Netflix Executives Use Privacy Issues To Praise Ad-Free Model

Netflix executives love advertising -- as long as they're the ones doing the buying. That was one takeaway from the company’s Q1 2018 earnings call, where CEO Reed Hastings, CFO David Wells and chief content officer Ted Sarandos laid out some of their thinking for the next year.

Netflix plans to continue increasing its marketing spend, both in the U.S. and around the world, making it one of the largest advertisers in the media and technology space.

“We have definitely leaned more into marketing.... As we create more and more of these titles that no one has heard of, we're going to need to lean a little bit more on promotion, and the website can't do it all,” Wells said on the call.

While Netflix remains a big spender on advertising, the service remains ad-free (aside from some brand integrations on some shows). 

Asked about Facebook’s recent privacy troubles, and the new GDPR regulation set to take effect in Europe May 25, executives reiterated that advertising simply isn’t on their radar at the moment.
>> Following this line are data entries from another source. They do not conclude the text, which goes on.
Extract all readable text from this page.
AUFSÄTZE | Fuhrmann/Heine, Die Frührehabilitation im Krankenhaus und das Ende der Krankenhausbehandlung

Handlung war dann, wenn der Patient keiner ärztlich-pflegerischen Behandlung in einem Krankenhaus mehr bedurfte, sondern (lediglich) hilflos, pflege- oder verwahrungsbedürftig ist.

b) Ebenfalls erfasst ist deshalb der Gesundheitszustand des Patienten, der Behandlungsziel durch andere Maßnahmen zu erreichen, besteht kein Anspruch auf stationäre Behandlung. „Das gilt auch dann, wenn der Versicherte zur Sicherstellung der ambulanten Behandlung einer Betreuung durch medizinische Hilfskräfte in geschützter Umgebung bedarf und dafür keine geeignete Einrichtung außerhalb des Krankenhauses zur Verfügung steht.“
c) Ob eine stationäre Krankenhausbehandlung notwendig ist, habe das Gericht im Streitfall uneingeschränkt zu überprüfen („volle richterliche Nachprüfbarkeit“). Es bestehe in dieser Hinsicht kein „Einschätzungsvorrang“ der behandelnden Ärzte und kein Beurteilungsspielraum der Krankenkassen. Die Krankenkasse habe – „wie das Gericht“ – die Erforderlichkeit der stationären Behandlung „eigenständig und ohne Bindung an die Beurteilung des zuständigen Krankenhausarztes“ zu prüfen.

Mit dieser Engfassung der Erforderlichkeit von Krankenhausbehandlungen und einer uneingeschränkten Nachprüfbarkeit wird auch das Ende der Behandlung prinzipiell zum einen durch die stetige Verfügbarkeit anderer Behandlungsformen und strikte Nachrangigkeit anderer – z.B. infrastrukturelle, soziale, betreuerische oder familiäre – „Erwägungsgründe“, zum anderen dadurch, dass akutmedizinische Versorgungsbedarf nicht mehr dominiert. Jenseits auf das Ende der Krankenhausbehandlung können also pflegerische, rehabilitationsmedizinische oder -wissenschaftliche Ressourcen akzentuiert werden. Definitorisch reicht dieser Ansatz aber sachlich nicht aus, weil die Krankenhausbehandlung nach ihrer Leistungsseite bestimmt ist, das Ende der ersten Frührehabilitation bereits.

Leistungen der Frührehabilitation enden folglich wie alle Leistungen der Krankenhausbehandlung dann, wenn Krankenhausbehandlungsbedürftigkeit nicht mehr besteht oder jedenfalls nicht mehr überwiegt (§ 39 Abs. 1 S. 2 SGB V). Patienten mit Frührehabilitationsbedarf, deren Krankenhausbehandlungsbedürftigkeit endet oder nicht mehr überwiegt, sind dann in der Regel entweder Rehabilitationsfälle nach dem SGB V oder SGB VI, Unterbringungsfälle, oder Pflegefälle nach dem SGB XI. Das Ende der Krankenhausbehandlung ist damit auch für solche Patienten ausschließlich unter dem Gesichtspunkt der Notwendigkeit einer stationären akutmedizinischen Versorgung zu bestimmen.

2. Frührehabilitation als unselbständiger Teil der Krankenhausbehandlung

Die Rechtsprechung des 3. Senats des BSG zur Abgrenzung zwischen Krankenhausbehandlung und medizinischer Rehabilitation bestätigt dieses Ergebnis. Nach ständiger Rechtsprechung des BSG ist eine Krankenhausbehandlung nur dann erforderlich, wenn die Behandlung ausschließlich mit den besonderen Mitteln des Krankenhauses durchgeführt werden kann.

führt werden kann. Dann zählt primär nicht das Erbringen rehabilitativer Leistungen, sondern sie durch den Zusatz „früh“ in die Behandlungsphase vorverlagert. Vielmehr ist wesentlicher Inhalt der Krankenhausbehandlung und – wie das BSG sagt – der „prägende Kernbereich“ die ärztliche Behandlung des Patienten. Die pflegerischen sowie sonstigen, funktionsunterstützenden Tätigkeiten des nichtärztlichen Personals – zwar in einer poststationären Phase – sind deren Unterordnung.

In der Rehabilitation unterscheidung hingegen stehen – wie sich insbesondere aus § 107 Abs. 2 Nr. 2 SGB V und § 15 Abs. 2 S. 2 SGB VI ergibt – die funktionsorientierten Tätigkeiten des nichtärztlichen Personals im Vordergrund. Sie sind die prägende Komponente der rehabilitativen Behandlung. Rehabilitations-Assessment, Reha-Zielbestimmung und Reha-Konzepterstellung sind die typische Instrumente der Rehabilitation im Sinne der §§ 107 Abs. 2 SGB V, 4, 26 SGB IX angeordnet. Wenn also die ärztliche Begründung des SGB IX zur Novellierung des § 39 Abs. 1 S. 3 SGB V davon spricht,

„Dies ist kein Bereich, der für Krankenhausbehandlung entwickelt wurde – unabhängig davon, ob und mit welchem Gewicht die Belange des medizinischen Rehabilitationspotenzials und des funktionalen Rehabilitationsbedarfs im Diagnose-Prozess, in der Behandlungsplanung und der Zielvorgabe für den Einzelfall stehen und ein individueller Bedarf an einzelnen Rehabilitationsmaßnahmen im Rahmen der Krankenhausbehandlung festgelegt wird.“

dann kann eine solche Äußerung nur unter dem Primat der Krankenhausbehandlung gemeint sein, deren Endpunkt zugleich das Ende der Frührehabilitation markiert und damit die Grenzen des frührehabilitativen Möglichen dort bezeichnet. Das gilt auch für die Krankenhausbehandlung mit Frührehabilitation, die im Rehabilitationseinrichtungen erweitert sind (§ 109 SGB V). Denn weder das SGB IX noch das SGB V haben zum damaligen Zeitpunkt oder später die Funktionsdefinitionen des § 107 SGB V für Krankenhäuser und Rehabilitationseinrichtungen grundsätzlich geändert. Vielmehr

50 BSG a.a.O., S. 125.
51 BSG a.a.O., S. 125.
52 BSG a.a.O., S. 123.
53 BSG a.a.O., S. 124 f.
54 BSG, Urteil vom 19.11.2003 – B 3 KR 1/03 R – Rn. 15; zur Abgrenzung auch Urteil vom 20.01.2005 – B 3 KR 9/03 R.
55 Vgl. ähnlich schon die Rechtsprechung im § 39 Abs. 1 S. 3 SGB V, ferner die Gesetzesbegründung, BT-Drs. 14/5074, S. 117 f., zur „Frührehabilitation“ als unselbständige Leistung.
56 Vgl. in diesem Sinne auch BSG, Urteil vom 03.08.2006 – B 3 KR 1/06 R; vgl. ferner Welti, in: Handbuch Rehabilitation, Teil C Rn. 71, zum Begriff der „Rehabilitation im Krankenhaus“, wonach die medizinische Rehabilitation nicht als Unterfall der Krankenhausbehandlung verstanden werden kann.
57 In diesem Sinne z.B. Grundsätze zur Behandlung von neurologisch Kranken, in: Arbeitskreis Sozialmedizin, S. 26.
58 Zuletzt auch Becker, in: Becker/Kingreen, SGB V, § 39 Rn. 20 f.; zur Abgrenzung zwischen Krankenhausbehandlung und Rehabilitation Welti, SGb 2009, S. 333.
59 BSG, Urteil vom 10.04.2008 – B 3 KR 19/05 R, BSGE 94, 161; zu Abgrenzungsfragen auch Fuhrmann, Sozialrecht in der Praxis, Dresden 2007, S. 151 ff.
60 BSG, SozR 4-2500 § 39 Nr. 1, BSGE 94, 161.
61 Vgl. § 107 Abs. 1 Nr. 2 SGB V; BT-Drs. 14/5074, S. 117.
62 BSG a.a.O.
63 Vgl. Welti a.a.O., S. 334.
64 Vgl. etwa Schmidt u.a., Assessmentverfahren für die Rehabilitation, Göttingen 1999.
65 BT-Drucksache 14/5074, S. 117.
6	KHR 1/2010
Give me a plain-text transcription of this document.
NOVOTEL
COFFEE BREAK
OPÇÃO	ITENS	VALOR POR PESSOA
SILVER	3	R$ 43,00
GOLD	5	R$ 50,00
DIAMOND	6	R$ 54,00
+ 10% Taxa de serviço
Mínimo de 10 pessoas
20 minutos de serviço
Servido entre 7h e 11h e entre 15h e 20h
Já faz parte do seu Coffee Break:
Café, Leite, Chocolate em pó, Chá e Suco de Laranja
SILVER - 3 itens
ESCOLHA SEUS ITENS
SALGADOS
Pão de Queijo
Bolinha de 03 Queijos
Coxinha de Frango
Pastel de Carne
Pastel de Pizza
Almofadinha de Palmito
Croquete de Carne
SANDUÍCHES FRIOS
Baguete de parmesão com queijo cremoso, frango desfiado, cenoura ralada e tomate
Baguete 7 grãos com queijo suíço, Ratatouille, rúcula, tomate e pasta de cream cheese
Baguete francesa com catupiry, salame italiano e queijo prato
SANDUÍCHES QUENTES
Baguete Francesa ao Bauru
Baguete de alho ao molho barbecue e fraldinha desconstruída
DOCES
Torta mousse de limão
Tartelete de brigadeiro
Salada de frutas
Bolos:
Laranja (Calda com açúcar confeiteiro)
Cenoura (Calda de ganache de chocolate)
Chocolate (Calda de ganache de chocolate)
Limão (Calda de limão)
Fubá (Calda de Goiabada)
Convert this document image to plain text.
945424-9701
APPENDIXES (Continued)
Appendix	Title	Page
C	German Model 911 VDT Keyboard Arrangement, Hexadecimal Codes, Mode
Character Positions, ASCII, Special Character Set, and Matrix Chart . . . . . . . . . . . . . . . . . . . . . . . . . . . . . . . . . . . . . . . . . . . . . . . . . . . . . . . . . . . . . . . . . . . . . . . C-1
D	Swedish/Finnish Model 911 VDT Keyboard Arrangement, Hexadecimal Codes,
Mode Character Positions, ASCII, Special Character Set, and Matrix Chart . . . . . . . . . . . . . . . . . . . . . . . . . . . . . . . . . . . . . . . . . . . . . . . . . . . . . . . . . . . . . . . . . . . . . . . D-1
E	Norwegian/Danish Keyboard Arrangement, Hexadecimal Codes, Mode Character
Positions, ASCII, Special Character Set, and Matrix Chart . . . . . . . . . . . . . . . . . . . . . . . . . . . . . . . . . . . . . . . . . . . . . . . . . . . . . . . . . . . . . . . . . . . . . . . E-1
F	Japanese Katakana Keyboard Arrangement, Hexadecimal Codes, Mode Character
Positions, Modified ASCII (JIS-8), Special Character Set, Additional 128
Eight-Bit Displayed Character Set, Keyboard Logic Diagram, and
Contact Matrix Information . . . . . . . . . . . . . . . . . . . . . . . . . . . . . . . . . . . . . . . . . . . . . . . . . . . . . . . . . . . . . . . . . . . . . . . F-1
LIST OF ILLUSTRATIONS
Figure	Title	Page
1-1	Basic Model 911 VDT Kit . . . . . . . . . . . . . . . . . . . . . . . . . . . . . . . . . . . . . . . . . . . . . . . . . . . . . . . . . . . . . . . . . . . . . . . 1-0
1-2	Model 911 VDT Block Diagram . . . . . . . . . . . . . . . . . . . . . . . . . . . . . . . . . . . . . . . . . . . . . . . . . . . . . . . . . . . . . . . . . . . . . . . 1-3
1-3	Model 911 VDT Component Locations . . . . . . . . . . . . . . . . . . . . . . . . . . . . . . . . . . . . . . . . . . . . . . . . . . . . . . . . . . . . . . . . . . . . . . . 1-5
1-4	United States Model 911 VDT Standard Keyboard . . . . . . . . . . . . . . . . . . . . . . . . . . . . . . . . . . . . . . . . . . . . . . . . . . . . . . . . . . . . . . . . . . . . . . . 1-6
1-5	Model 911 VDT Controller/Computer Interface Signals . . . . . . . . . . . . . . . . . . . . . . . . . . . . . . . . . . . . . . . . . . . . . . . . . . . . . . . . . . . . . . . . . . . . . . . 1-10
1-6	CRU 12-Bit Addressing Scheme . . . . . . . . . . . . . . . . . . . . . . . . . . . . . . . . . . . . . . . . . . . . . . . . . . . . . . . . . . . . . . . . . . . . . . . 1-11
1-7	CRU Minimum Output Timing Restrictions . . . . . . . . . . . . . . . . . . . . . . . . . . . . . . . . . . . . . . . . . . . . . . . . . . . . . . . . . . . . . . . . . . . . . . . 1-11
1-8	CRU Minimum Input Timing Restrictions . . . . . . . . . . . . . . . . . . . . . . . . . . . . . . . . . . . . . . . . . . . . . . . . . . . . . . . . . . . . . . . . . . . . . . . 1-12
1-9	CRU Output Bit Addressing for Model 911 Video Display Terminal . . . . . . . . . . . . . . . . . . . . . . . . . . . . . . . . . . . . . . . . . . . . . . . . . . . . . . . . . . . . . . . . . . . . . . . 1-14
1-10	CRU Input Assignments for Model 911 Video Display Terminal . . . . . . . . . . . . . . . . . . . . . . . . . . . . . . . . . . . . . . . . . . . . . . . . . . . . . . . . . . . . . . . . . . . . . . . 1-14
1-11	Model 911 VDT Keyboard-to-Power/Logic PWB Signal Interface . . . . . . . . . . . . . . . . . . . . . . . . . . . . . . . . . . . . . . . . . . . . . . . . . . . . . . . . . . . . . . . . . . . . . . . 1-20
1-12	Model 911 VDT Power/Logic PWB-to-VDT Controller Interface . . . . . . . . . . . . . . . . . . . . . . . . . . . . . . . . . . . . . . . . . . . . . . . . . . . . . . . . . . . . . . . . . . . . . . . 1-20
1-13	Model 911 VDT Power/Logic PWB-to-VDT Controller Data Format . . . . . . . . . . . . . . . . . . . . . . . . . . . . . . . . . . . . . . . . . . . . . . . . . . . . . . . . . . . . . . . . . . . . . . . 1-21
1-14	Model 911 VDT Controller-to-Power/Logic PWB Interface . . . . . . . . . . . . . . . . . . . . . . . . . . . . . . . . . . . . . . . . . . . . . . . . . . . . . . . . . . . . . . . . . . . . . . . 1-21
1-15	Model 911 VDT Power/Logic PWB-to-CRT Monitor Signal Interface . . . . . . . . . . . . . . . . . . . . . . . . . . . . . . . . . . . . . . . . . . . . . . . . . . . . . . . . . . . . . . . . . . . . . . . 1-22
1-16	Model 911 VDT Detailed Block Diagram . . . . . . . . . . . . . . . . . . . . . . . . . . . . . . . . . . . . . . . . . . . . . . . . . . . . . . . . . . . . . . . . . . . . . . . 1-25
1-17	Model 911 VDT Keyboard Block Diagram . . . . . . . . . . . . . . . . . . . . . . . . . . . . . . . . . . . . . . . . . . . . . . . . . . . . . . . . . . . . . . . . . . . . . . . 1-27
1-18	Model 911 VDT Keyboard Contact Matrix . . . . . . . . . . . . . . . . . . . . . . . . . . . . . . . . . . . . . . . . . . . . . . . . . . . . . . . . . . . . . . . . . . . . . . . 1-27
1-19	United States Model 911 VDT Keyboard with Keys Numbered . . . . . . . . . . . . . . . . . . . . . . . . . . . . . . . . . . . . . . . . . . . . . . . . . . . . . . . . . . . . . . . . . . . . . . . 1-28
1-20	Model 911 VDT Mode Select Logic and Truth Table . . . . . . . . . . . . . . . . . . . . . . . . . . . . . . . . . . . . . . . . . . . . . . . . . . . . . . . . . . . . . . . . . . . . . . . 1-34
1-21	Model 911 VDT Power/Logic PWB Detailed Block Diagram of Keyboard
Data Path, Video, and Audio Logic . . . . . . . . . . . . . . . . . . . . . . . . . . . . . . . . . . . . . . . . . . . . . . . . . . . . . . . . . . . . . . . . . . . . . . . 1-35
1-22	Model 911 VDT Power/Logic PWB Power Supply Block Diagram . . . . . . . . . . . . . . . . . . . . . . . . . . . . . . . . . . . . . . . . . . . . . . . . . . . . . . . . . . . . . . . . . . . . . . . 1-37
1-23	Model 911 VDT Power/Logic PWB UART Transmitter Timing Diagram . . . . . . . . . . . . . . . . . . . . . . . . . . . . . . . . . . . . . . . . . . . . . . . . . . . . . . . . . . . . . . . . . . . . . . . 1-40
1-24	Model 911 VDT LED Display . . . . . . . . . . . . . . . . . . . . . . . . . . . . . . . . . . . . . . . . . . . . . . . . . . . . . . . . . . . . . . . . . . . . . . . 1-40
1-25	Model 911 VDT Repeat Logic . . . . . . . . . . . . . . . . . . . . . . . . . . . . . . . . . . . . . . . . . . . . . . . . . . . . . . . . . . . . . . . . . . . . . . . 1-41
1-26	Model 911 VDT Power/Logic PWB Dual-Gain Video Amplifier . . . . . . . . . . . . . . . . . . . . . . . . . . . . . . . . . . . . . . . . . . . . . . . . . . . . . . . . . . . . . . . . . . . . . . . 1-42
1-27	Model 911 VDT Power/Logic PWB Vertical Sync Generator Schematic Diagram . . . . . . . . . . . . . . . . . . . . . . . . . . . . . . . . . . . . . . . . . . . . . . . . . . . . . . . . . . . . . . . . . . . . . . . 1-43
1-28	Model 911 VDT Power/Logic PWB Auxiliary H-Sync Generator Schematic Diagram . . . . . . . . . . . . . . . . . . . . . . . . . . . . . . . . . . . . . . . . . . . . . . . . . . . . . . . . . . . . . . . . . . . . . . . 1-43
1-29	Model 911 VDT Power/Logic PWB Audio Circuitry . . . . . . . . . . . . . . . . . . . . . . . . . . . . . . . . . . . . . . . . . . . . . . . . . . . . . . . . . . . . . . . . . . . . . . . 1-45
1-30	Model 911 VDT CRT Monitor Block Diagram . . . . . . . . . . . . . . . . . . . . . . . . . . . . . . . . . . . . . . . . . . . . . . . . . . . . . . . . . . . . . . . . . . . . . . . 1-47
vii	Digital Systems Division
“I'm very glad that we built the business not to be ad-supported, but to be subscription,” Hastings said. “We're very different from the ad-supported businesses, and we've always been very big on protecting all of our members' viewing. We don't sell advertising. So I think we're substantially inoculated from the other issues that are happening in the industry, and that's great.”

Hastings also made a revealing comment about where he sees the company. While Netflix is viewed as one of the four “FANG” tech stocks, alongside Facebook, Amazon and Google, Hastings says he does not really count those companies as competition.

“[This year] we’ll spend over $10 billion on content and marketing and $1.3 billion on tech. So just objectively, we're much more of a media company in that way than pure tech,” he said. “Now of course, we want to be great at both, but again, we're really pretty different from the pure tech companies.”